Soldats du 13e bataillon de la brigade « Golani » de l’armée israélienne en exercice sur les hauteurs du Golan.
Sergent Abir Sultan/IDF.

Le 7 février 2018, le think tank américain International Crisis Group (ICG) publiait un rapport intitulé Israel, Hizbollah and Iran : Preventing Another War in Syria (Israël, le Hezbollah et l’Iran : comment empêcher une autre guerre en Syrie). En substance, il disait ceci : d’abord, une « nouvelle phase » s’est ouverte dans la guerre en Syrie, où une escalade a été lancée par l’armée israélienne. Son motif : Israël craint que la Syrie se transforme en une base iranienne pérenne. Ensuite, les « règles du jeu » qui ont empêché depuis 2006 le litige entre Israël et la milice chiite libanaise Hezbollah — supplétif du régime syrien dans la guerre — de dégénérer en affrontement généralisé se sont érodées. Désormais, « une guerre plus large est à la portée d’une simple erreur de calcul » de l’un ou l’autre des protagonistes (Israël, Hezbollah, Iran).

Trois jours plus tard, arguant de l’intrusion d’un drone iranien dans son espace aérien, l’armée israélienne bombardait un poste de commandement iranien en Syrie et plusieurs bases militaires syriennes. Un de ses avions de combat F-16 était alors abattu au-dessus de Palmyre, frappé par un missile sol-air tiré par des batteries russes fournies à l’armée syrienne. Le pilote israélien et son navigateur sont sains et saufs. Mais, pour la première fois depuis 36 ans, un appareil israélien a été détruit par Damas. Depuis le début de la guerre, en 2011, Israël a mené plus de cent frappes aériennes en territoire syrien, surtout contre des bases ou des transports d’armes du Hezbollah, et occasionnellement contre les Iraniens ; ainsi, le 19 janvier 2016, un bombardement israélien a tué un général iranien.
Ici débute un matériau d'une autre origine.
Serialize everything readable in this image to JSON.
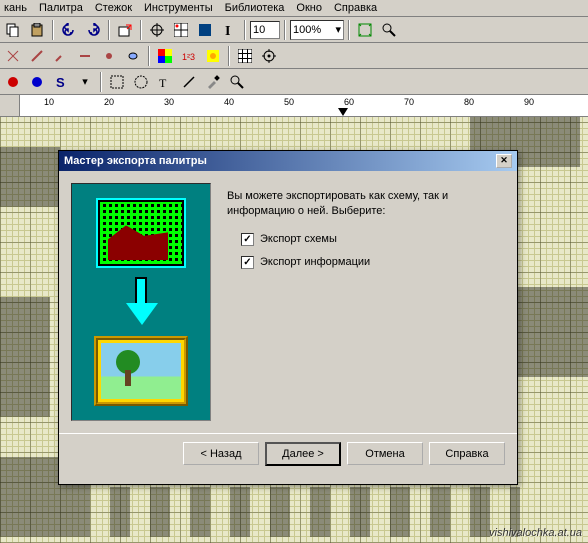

Or jusqu’au 10 février, Iraniens et Syriens n’avaient jamais été capables d’une telle riposte. Depuis, alors que le régime de Bachar Al-Assad et ses soutiens russes opèrent un énième massacre de la population civile dans le quartier de la Ghouta, proche de Damas, le sentiment qu’un changement peut-être déterminant est intervenu dans la relation entre Israéliens et Iraniens en Syrie préoccupe les analystes internationaux. Cet article porte sur ces enjeux vus du côté israélien.

Présence iranienne en Syrie
Source : Haaretz

Sept organisations syriennes armées par Israël

En réalité, l’augmentation des frappes israéliennes en Syrie n’a pas débuté avec la perte du F-16. Elle a été engagée dès le début de 2018. Pour quel motif ? Israël s’est longtemps abstenu de soutenir l’un ou l’autre des camps en guerre en Syrie, se contentant d’y agir militairement pour faire respecter ce que Benyamin Nétanyahou a défini comme ses « lignes rouges » – dont les principales consistent à empêcher Téhéran d’approvisionner le Hezbollah en missiles et autres armements au Sud-Liban et d’interdire aux Iraniens et au Hezbollah de se rapprocher de la « frontière » que représente la ligne d’armistice signée en 1974 par Israël et la Syrie, qui sépare le Golan occupé par Israël depuis 1967 du sud-ouest syrien. Or, à la mi-septembre 2017, la Russie, l’Iran et la Turquie ont signé un nouvel « accord de désescalade » qui a marqué une fin de non-recevoir aux revendications israéliennes.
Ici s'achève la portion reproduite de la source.